Have you seen the
creepy new ad from the newly combined AT&T and DirecTV, "bringing your television and wireless together, taking entertainment to places you never imagined"? With the news broken over the weekend by the
New York Times and ProPublica that AT&T has been the
NSA's most willing partner in domestic spying for decades—long before 9/11—people who have DirecTV might want to make sure the "smart" features of their new flatscreen TVs are turned off. AT&T's participation in the Bush administration's warrantless wiretapping scheme to collect American's phone class became public in 2005. Subsequent information from the Edward Snowden leaks showed that it went beyond phone data to the internet, and now we know that AT&T's "partnership" with the NSA goes back to the 1980s.
One document described it as “highly collaborative,” while another lauded the company’s “extreme willingness to help.”
AT&T’s cooperation has involved a broad range of classified activities, according to the documents, which date from 2003 to 2013. AT&T has given the NSA access, through several methods covered under different legal rules, to billions of emails as they have flowed across its domestic networks. It provided technical assistance in carrying out a secret court order permitting the wiretapping of all Internet communications at the United Nations headquarters, a customer of AT&T.
The NSA’s top-secret budget in 2013 for the AT&T partnership was more than twice that of the next-largest such program, according to the documents. The company installed surveillance equipment in at least 17 of its Internet hubs on American soil, far more than its similarly sized competitor, Verizon.
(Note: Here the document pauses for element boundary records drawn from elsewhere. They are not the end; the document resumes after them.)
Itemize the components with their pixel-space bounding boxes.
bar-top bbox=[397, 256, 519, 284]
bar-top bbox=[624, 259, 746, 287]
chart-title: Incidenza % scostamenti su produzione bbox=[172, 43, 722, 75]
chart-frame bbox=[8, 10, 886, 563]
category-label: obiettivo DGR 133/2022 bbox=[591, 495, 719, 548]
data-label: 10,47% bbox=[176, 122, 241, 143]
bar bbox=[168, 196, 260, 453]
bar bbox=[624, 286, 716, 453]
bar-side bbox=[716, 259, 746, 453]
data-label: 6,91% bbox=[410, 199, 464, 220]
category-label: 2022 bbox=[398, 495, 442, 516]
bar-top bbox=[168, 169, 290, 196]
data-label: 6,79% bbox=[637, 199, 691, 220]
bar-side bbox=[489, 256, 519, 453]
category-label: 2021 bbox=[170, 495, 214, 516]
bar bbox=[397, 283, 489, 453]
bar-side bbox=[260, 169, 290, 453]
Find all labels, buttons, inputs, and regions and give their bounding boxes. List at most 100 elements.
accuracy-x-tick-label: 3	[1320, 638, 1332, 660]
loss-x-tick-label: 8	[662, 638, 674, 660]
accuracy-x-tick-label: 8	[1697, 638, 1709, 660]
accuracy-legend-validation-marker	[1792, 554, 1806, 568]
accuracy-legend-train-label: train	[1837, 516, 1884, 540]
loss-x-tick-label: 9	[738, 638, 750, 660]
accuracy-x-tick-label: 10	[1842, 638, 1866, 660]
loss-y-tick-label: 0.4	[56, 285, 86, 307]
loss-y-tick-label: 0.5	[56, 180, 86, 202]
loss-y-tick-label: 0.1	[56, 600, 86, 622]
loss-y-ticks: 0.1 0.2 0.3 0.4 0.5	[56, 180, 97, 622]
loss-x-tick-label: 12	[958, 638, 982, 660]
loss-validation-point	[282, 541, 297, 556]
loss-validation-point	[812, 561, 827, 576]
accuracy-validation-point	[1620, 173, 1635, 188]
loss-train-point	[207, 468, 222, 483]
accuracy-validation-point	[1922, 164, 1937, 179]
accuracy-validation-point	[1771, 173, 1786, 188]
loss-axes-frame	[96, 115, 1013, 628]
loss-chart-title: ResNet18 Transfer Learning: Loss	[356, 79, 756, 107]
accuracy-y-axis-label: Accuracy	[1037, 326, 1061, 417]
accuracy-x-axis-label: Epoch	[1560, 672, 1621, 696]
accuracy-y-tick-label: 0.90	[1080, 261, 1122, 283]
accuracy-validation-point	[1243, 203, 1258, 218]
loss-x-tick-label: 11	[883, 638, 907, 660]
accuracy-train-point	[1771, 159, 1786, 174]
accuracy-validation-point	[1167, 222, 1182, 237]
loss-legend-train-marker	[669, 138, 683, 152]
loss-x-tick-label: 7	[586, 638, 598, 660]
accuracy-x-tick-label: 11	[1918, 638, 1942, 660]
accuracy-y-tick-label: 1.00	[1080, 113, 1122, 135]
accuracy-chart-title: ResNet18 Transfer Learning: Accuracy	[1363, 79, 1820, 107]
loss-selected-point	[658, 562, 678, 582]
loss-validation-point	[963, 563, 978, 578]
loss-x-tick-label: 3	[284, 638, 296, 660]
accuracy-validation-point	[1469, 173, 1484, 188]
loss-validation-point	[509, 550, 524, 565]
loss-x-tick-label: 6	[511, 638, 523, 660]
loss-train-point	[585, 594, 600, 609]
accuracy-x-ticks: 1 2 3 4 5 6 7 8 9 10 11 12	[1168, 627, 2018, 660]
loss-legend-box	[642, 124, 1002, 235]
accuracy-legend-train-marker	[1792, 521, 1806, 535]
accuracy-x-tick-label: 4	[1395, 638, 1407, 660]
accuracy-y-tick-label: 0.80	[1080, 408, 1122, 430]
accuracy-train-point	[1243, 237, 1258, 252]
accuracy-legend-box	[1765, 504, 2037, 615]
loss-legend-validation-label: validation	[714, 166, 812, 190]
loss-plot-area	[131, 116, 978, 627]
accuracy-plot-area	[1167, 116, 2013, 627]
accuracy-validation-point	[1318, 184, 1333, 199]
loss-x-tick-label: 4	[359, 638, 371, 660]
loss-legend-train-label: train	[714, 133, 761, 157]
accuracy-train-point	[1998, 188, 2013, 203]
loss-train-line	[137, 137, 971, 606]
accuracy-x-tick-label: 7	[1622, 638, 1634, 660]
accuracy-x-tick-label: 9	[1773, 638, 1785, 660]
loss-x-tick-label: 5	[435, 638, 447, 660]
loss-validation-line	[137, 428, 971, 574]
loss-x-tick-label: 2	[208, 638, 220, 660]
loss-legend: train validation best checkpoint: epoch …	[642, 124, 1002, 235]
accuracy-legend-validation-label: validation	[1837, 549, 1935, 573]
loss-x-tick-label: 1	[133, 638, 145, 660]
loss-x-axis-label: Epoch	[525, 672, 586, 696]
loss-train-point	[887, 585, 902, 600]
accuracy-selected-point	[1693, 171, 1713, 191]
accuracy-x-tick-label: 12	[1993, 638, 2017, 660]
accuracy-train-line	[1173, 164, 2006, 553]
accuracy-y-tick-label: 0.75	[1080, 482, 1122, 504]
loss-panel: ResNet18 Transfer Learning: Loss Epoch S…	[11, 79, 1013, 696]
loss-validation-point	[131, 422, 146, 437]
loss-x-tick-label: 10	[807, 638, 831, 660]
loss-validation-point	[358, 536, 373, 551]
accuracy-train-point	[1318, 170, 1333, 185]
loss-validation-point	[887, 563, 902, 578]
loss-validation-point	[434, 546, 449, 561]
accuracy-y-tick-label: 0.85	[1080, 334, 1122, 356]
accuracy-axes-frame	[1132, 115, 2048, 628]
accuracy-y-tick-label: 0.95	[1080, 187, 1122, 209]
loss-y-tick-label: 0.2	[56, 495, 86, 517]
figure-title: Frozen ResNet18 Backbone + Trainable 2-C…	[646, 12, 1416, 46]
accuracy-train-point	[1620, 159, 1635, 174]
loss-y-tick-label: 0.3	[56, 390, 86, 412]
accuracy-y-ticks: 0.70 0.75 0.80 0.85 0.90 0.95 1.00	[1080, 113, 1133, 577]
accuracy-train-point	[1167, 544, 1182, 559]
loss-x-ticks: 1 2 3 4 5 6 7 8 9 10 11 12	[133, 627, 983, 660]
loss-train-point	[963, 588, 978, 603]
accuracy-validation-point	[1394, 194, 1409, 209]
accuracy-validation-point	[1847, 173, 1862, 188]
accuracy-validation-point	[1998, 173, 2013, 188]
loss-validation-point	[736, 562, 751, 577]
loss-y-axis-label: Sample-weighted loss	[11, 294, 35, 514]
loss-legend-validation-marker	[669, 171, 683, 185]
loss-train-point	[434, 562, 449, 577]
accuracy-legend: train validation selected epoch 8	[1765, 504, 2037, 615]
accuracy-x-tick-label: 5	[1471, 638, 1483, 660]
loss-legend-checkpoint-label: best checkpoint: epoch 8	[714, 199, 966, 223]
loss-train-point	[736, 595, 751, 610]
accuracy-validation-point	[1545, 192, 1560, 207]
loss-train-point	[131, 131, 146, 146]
And its engineers were the first to try out new surveillance technologies invented by the eavesdropping agency.
One document reminds NSA officials to be polite when visiting AT&T facilities, noting: “This is a partnership, not a contractual relationship.”
The program with AT&T, called Fairview, has been confirmed by former intelligence officials. It began back in 1985, "the year after antitrust regulators broke up the Ma Bell telephone monopoly and its long-distance division became AT&T Communications." These new documents date to 2013. It's not clear now how much of the operation—and particularly whether the NSA is still spying on the UN—is still operative. But in 2012 a Fairview operation carried out a secret court order for surveillance on the UN headquarter's internet line, a line provided by AT&T.
The early start AT&T had in working with the NSA meant that they were "the first partner to turn on a new collection capability that the NSA said amounted to a 'live' presence on the global net." Beginning in September 2003, the company forwarded 400 billion Internet metadata records to the NSA, along with "more than one million emails a day to the keyword selection system." Then in 2011, in what the NSA was calling internally "a push to get this flow operational prior to the tenth anniversary of 9/11," AT&T began providing over 1.1 billion domestic cellphone calling records a day. As the report points out, this is in direct contradiction of what intelligence officials said right after the initial Snowden disclosures—that for technical reasons, most of the data that was collected came from landlines.
It gets better. Through peer networks, AT&T has been providing information from other companies' networks, too. Not that those peer networks are blameless. Verizon in particular has been a willing accomplice as well, though not quite as long as AT&T. Another program revealed in this document release is Stormbrew, the NSA's second-largest corporate program, though it apparently only gets about half the funding of Fairview.